Il y a 60 ans naissait à Buenos Aires, sous la plume géniale de son auteur Quino, une petite fille rebelle qui se souciait des choses de la vie. Mafalda, symbole d’un esprit contestataire et anticonformiste du monde d’hier, devient une insolite porte d’entrée pour regarder le monde d’aujourd’hui.
La voix de Lucia Sanchez, auteure et réalisatrice du film, s'exprime au début du film : "Chaque jour quand je regarde le journal, ça me casse le moral. Le monde va trop vite. Il est injuste, violent et compliqué. Alors, je me souviens d’une petite fille qui disait "Il faut changer le monde, sinon c’est le monde qui va nous changer".
Cette petite fille s’appelle Mafalda et du haut de ses 6 ans, elle a marqué toute une génération. Brune, coupe au carré, nœud dans des cheveux, elle est vêtue d’une petite robe courte, de chaussettes blanches et de babies noires aux pieds. Enfant insubordonnée, impertinente, subversive, elle se pose des questions existentielles, sur la guerre, la faim dans le monde, les inégalités sociales, le racisme, les femmes, la corruption etc. luttant contre les injustices et pour la paix dans le monde.
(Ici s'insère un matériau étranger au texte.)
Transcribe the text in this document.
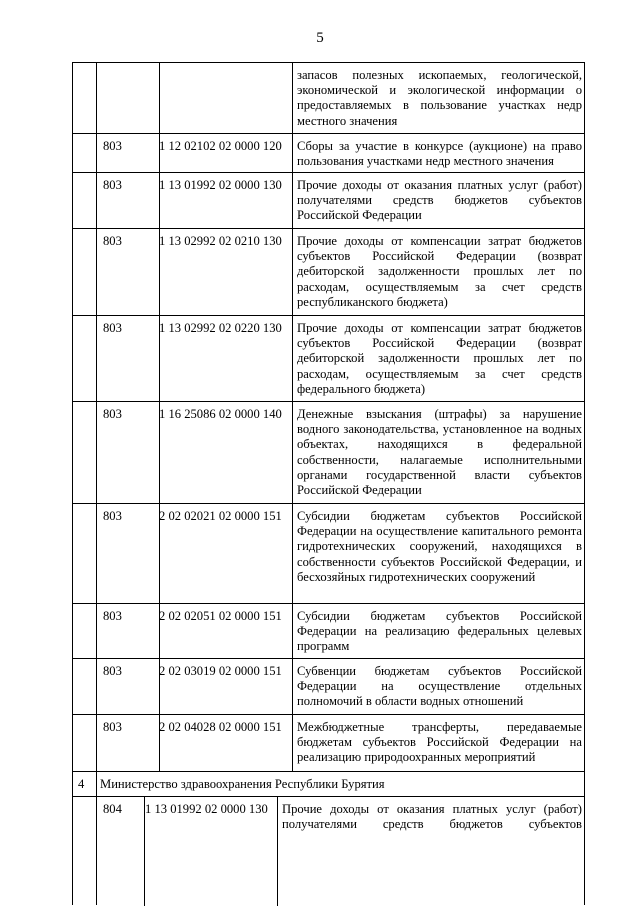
5
запасов полезных ископаемых, геологической, экономической и экологической информации о предоставляемых в пользование участках недр местного значения
803	1 12 02102 02 0000 120 Сборы за участие в конкурсе (аукционе) на право пользования участками недр местного значения
803	1 13 01992 02 0000 130 Прочие доходы от оказания платных услуг (работ) получателями средств бюджетов субъектов Российской Федерации
803	1 13 02992 02 0210 130 Прочие доходы от компенсации затрат бюджетов субъектов Российской Федерации (возврат дебиторской задолженности прошлых лет по расходам, осуществляемым за счет средств республиканского бюджета)
803	1 13 02992 02 0220 130 Прочие доходы от компенсации затрат бюджетов субъектов Российской Федерации (возврат дебиторской задолженности прошлых лет по расходам, осуществляемым за счет средств федерального бюджета)
803	1 16 25086 02 0000 140 Денежные взыскания (штрафы) за нарушение водного законодательства, установленное на водных объектах, находящихся в федеральной собственности, налагаемые исполнительными органами государственной власти субъектов Российской Федерации
803	2 02 02021 02 0000 151 Субсидии бюджетам субъектов Российской Федерации на осуществление капитального ремонта гидротехнических сооружений, находящихся в собственности субъектов Российской Федерации, и бесхозяйных гидротехнических сооружений
803	2 02 02051 02 0000 151 Субсидии бюджетам субъектов Российской Федерации на реализацию федеральных целевых программ
803	2 02 03019 02 0000 151 Субвенции бюджетам субъектов Российской Федерации на осуществление отдельных полномочий в области водных отношений
803	2 02 04028 02 0000 151 Межбюджетные трансферты, передаваемые бюджетам субъектов Российской Федерации на реализацию природоохранных мероприятий
4 Министерство здравоохранения Республики Бурятия
804 1 13 01992 02 0000 130 Прочие доходы от оказания платных услуг (работ) получателями средств бюджетов субъектов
Mafalda, héroïne de BD, est née en Argentine dans les années soixante, sous la plume de son auteur, Quino (de son vrai nom Joaquin Salvador Lavado Tejon). Elle vivait avec ses parents dans un quartier populaire de Buenos Aires et faisait partie de la classe moyenne. Elle détestait la soupe, celle qu'enfant, on nous force à avaler, parce que soi-disant, la soupe fait grandir...
Son père travaillait dans une compagnie d’assurances et sa mère était femme au foyer. Et c'est en la voyant faire le ménage toute la journée que la gamine est devenue féministe.
Mafalda avait l’art d’éveiller les consciences, tout en faisant rire et réfléchir. Elle cherchait toujours des réponses et mettait à mal, avec beaucoup d'humour, toutes sortes d’hypocrisies, en disant tout haut ce que d'autres pensaient tout bas. Elle était "la voix" et faisait réagir. "Si Mafalda nous plait tant, c'est qu'elle nous ramène à notre capacité première à ne pas comprendre le monde, à l'interroger et à le contester" nous dit la réalisatrice, rappelant dans son film, que ses ouvrages ont été interdits au moins de 18 ans...
La première apparition de Mafalda date de 1964. La petite fille est publiée dans le journal argentin " Primera Plana". Son succès est phénoménal. Commencent alors les albums. Traduits en vingt langues et vendus à plus de 2 millions d'exemplaires en France, elle est propulsée au rang des personnages de BD les plus célèbres dans le monde. Le succès durera une décennie, jusqu'en 1973, quand son auteur cesse de la dessiner.
Dans son film, tout en revenant sur les faits des années 60-70, Lucia Sanchez nous raconte l'histoire de Mafalda et fait revivre la petite fille pour notre plus grand plaisir. En questionnant le monde d’hier, la réalisatrice nous ramène à la société d’aujourd’hui. "C'est assez incroyable que ça a été dessiné il y a 60 ans. On voit bien que dans les sociétés capitalistes, ce sont des choses que l'on retrouve encore aujourd'hui" raconte l'une des intervenantes.
Et si Mafalda était toujours là ? Quelles questions poserait-elle ? Lucia Sanchez les pose à sa place. Que s'est-il passé depuis que Quino a arrêté de la dessiner ? Qu’avons-nous fait ? Où en est la paix ? Le féminisme ? La classe moyenne ? La planète ? Où en sommes-nous avec la colère ? Avec l'insolence ?
"Mafalda, reviens !" Un documentaire de Lucia Sanchez à voir le jeudi 30 mars 2023, à 22h50. Une production CFRT en coproduction avec Joparige Films, avec la participation de France Télévisions et de vià93.